Methods: Brain AVMs were induced in adult Alk12f/2f mice through induction of focal Alk1 gene deletion and angiogenic stimulation. Thalidomide was injected intraperitoneally (i.p.) twice per week for six weeks, starting either 2 weeks after model induction when bAVMs were beginning to develop or 8 weeks after when bAVMs were fully developed. Lenalidomide treatment was started 8 weeks after model induction through i.p. injection daily for six weeks.

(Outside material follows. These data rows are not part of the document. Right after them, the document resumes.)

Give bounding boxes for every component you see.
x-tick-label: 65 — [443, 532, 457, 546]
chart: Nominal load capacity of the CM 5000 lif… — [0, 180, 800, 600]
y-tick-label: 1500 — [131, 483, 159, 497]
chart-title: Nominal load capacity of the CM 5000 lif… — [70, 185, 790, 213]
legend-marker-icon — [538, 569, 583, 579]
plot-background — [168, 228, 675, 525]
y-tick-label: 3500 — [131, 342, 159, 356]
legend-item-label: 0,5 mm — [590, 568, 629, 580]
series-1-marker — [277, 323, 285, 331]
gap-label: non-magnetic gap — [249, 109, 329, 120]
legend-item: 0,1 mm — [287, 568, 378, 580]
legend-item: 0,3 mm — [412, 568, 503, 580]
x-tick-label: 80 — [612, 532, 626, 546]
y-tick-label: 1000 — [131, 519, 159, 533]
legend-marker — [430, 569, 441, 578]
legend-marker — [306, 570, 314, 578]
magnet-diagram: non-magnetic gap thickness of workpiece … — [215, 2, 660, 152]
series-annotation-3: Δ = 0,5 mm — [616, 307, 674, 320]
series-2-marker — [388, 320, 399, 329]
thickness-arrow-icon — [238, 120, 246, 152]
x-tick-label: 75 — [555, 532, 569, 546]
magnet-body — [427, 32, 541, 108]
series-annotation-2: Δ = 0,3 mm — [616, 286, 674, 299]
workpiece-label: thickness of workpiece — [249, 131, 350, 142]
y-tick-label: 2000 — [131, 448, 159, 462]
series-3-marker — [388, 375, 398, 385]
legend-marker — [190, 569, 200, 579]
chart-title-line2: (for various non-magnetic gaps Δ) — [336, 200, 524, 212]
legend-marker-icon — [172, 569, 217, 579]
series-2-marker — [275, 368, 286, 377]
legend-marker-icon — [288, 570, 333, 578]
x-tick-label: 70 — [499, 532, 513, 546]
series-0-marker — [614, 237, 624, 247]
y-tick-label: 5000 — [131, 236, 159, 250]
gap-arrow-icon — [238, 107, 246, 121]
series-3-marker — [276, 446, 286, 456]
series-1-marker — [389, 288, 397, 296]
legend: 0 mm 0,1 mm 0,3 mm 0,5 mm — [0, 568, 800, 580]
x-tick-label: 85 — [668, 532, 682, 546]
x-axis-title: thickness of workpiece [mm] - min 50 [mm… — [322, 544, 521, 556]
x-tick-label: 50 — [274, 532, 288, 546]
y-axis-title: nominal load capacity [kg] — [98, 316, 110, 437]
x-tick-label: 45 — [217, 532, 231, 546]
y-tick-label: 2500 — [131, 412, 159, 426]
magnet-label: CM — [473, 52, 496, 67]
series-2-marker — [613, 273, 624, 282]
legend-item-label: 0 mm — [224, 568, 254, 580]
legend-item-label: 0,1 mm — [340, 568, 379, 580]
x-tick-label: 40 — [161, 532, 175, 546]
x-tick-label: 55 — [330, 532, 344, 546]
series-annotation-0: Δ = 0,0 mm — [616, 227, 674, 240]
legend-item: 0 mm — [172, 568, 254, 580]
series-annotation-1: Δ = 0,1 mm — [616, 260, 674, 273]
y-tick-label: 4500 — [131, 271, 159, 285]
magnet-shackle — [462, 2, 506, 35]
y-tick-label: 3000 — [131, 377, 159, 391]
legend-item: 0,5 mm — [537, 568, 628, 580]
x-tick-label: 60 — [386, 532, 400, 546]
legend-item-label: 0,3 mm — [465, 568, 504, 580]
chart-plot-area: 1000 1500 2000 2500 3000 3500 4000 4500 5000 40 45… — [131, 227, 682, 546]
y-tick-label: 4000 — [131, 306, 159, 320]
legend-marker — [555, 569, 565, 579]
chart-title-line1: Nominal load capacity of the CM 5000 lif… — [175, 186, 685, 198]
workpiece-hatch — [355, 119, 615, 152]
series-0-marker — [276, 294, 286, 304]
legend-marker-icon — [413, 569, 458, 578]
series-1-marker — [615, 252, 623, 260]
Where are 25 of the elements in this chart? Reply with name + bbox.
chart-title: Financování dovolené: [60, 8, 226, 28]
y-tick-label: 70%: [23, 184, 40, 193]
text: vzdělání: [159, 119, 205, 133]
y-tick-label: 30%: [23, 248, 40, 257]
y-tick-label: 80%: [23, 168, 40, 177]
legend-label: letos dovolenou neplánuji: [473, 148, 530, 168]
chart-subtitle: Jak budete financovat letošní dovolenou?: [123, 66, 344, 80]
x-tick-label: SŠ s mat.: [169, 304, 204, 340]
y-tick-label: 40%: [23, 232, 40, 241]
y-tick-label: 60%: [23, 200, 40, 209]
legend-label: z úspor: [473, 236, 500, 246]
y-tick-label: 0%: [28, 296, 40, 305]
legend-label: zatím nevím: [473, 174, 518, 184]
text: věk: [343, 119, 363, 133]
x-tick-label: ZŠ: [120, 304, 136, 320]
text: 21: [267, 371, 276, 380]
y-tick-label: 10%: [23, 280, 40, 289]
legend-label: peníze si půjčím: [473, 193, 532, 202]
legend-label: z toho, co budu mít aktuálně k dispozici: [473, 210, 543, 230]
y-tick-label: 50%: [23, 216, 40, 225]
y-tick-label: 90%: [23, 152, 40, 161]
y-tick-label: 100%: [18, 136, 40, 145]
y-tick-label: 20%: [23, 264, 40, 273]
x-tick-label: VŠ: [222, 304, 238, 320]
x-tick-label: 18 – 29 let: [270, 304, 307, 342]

Results: Thalidomide treatment starting 2 weeks after bAVM induction reduced the number of abnormal vessels and microhemorrhage and increased vascular smooth muscle (vSM)-coverage. Thalidomide also increased the expression of platelet-derived growth factor b (pdgfb) and its receptor (pdgfr beta), indicating that pdgfg/pdgfr beta signaling is one of the mechanisms responsible for the improvement of mural cell coverage. Thalidomide and lenalidomide treatment started at the later time point also improved vSM-coverage and showed a trend toward reduction of microhemorrhage and abnormal vessel count.
Conclusions: Thalidomide and lenalidomide stabilize the bAVM vessel wall and reduce microhemorrahge. Further studies are needed to determine whether these agents have a possible therapeutic value for patients.